The 99% confidence interval is (0.508, 0.726).

Step-by-step explanation:

In a sample with a number n of people surveyed with a probability of a success of $\pi$, and a confidence level of $1-\alpha$, we have the following confidence interval of proportions.

$\pi \pm z\sqrt{\frac{\pi(1-\pi)}{n}}$

In which

z is the zscore that has a pvalue of $1 - \frac{\alpha}{2}$.

For this problem, we have that:

$n = 133, p = 0.617$

99% confidence level

So $\alpha = 0.01$, z is the value of Z that has a pvalue of $1 - \frac{0.01}{2} = 0.995$, so $Z = 2.575$.

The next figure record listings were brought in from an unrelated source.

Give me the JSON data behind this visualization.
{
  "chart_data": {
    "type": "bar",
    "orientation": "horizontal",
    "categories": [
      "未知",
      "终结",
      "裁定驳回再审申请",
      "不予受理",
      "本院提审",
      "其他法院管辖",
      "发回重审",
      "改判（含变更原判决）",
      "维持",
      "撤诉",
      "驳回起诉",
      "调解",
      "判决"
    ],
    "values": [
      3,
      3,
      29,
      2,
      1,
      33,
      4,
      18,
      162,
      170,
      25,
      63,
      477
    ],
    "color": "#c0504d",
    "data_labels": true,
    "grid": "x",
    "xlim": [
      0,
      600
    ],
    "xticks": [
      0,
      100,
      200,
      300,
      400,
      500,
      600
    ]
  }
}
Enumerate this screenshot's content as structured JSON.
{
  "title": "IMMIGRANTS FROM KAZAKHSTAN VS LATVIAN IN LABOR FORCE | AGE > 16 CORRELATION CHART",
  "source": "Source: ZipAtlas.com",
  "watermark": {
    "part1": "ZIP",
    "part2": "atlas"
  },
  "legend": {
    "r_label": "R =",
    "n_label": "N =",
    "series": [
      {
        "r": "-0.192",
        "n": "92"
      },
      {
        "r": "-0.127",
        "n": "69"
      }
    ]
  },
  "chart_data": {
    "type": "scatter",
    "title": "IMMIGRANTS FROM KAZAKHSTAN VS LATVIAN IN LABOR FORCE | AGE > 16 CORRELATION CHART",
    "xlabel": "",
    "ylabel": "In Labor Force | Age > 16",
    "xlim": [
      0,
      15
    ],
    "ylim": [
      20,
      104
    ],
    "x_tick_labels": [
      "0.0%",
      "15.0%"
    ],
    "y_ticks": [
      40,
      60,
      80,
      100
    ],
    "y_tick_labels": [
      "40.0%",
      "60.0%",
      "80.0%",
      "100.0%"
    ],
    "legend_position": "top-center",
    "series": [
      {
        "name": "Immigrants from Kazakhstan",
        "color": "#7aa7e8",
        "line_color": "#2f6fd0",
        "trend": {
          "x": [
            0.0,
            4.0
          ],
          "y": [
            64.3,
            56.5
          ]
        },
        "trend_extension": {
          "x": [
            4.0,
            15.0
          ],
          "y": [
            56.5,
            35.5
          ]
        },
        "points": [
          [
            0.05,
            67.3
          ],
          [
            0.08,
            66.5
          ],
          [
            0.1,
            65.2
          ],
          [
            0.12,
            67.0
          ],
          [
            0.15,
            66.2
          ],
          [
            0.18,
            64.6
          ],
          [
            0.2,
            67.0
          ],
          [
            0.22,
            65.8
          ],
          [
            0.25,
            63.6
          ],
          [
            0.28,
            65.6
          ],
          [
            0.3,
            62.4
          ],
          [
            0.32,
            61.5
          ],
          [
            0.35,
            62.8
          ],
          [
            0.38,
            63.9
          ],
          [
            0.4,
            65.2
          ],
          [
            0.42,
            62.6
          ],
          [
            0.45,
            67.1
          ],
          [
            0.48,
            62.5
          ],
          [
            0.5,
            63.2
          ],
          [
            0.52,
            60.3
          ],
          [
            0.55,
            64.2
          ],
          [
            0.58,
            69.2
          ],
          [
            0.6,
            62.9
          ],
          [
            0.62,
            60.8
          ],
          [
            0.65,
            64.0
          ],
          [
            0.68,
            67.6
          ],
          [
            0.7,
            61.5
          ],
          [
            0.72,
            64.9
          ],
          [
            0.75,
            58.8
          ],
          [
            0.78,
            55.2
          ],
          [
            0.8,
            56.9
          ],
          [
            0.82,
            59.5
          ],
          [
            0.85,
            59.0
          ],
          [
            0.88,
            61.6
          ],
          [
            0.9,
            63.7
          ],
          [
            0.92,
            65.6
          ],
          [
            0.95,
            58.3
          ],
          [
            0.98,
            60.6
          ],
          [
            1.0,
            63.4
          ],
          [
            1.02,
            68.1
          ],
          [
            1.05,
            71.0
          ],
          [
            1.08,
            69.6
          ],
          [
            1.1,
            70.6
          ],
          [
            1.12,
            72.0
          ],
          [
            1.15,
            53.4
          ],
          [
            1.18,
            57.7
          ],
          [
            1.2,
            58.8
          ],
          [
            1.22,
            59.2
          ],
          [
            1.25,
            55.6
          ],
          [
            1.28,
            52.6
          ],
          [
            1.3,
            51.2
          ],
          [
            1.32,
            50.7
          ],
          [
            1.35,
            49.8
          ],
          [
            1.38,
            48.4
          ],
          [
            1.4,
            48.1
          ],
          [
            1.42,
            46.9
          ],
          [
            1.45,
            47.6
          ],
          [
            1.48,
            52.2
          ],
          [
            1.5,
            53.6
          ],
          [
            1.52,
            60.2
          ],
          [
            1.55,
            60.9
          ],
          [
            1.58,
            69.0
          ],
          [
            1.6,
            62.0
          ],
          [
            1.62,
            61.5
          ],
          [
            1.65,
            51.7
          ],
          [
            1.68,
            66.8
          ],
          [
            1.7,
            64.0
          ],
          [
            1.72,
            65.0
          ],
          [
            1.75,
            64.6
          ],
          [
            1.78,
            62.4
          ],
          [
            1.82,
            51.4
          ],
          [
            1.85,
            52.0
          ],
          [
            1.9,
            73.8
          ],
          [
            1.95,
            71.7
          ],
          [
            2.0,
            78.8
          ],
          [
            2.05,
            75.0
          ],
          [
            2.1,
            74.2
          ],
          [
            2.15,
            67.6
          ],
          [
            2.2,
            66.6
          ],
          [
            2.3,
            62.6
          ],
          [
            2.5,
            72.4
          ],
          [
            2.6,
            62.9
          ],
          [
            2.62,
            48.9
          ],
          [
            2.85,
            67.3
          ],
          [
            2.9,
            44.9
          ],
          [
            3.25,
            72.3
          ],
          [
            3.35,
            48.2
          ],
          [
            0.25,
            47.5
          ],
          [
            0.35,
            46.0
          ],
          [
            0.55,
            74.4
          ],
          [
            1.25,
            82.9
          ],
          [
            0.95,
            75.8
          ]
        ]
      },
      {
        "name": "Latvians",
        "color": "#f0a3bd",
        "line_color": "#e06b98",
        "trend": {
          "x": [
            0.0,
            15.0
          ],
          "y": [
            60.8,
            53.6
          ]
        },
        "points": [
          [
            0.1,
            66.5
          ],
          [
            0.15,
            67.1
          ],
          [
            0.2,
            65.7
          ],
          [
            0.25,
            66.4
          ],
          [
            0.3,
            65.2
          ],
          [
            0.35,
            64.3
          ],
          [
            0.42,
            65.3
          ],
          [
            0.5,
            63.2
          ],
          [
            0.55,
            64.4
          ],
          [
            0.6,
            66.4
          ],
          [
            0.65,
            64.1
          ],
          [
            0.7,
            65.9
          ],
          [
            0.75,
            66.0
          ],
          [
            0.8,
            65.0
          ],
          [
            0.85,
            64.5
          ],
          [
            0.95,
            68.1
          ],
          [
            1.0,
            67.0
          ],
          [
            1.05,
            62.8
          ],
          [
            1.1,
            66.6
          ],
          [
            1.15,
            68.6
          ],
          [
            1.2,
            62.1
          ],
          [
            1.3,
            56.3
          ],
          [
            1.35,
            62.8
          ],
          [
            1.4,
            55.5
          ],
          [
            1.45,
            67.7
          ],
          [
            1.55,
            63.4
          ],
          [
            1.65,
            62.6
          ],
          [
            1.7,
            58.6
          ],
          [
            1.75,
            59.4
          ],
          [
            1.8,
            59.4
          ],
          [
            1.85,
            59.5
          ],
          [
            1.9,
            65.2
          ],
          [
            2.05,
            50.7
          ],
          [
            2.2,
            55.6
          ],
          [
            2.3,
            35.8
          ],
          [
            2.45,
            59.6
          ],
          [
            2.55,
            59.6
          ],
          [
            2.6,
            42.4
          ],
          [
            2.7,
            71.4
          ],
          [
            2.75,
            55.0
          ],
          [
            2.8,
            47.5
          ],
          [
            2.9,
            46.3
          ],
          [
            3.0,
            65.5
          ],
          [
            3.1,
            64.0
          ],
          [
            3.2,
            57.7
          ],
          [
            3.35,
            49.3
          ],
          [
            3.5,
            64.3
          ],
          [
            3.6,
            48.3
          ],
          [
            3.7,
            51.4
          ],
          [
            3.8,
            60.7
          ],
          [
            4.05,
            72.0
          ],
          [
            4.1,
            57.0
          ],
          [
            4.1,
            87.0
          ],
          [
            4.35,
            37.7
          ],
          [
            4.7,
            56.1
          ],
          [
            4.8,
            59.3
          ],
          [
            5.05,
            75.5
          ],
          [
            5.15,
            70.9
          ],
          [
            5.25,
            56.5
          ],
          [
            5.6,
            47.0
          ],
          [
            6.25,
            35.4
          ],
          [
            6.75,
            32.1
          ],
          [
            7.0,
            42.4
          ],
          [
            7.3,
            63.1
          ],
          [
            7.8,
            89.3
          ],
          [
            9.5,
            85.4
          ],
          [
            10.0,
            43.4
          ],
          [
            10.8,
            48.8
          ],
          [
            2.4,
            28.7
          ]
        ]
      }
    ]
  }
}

The lower limit of this interval is:

$\pi - z\sqrt{\frac{\pi(1-\pi)}{n}} = 0.617 - 2.575\sqrt{\frac{0.617*0.383}{133}} = 0.508$

The upper limit of this interval is:

$\pi + z\sqrt{\frac{\pi(1-\pi)}{n}} = 0.617 + 2.575\sqrt{\frac{0.617*0.383}{133}} = 0.726$

The 99% confidence interval is (0.508, 0.726).